Presently it was no more than broken men, escaping below, screaming as they were hunted down and killed: and an awful silence fell, only the ships creaking together on the dying sea, and the flapping of empty sails.
Of all the series, this is my least favourite I think. Although it bucks the trend of the series by being fatter than the others, which get thinner and thinner as O'Brian aged, this book reads almost like a last gargantuan effort to wrap up a story that had grown into a monster. The first half the book is fair enough; still in the South Pacific Jack Aubrey continues along his way, chasing down a pirate and capturing a French political revolutionary, but then the story reaches South America and things get rather dull. Stephen wanders around the Andes, visiting yet more Catholic priests and assorted Irish men and eventually getting wounded as he has done so many times before.

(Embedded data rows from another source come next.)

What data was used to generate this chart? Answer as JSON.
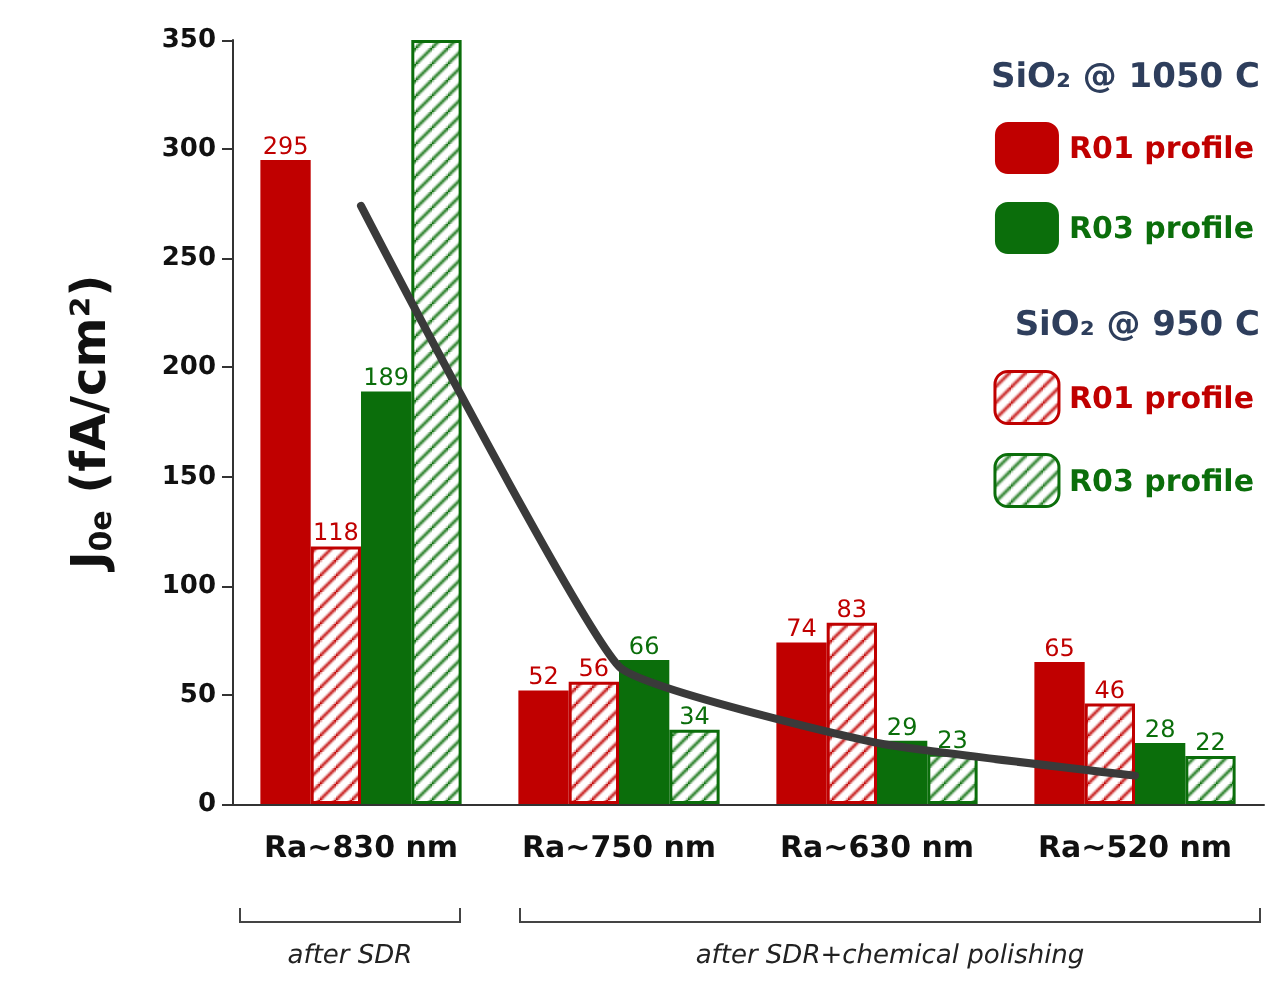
{
  "chart_data": {
    "type": "bar",
    "ylabel": "J$_{0e}$ (fA/cm²)",
    "categories": [
      "Ra~830 nm",
      "Ra~750 nm",
      "Ra~630 nm",
      "Ra~520 nm"
    ],
    "ylim": [
      0,
      350
    ],
    "yticks": [
      0,
      50,
      100,
      150,
      200,
      250,
      300,
      350
    ],
    "grid": false,
    "legend": "top right",
    "series": [
      {
        "name": "R01 profile",
        "color": "#c00000",
        "values": [
          295,
          52,
          74,
          65
        ],
        "value_labels": [
          "295",
          "52",
          "74",
          "65"
        ]
      },
      {
        "name": "R01 profile",
        "color": "#c00000",
        "values": [
          118,
          56,
          83,
          46
        ],
        "value_labels": [
          "118",
          "56",
          "83",
          "46"
        ]
      },
      {
        "name": "R03 profile",
        "color": "#0b6e0b",
        "values": [
          189,
          66,
          29,
          28
        ],
        "value_labels": [
          "189",
          "66",
          "29",
          "28"
        ]
      },
      {
        "name": "R03 profile",
        "color": "#0b6e0b",
        "values": [
          350,
          34,
          23,
          22
        ],
        "value_labels": [
          null,
          "34",
          "23",
          "22"
        ]
      },
      {
        "type": "line",
        "color": "#3a3a3a",
        "values": [
          274,
          63,
          28,
          13
        ],
        "marker": "none"
      }
    ],
    "annotations": [
      "SiO₂ @ 1050 C",
      "SiO₂ @ 950 C",
      "after SDR",
      "after SDR+chemical polishing"
    ]
  }
}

It isn't that I dislike the character, but there is a certain uneasiness about Stephen Maturin. A sense that he is just too good, too much of an expert doctor, surgeon, naturalist, zoologist, ornithologist, code writer, linguist, swordsman, marksman and intelligence agent. That he is also uncommonly lucky in cards, has friends and family connections from the British Court, to the Baltic Sea to the Iberian peninsula and to Peru, that animals and children take to him easily, that great wealth simply falls into his lap... well its all just a bit too much at times.
The fact is, its Jack Aubrey who is the hero and Stephen Maturin is the side kick, and the books are most alive when both of them are together. O'Brian didn't seem to think this though, or maybe he didn't care or agree with it, because he often dumps Jack at sea and lets Stephen roam the land by himself. Sometimes this works, but in this particular book it drags.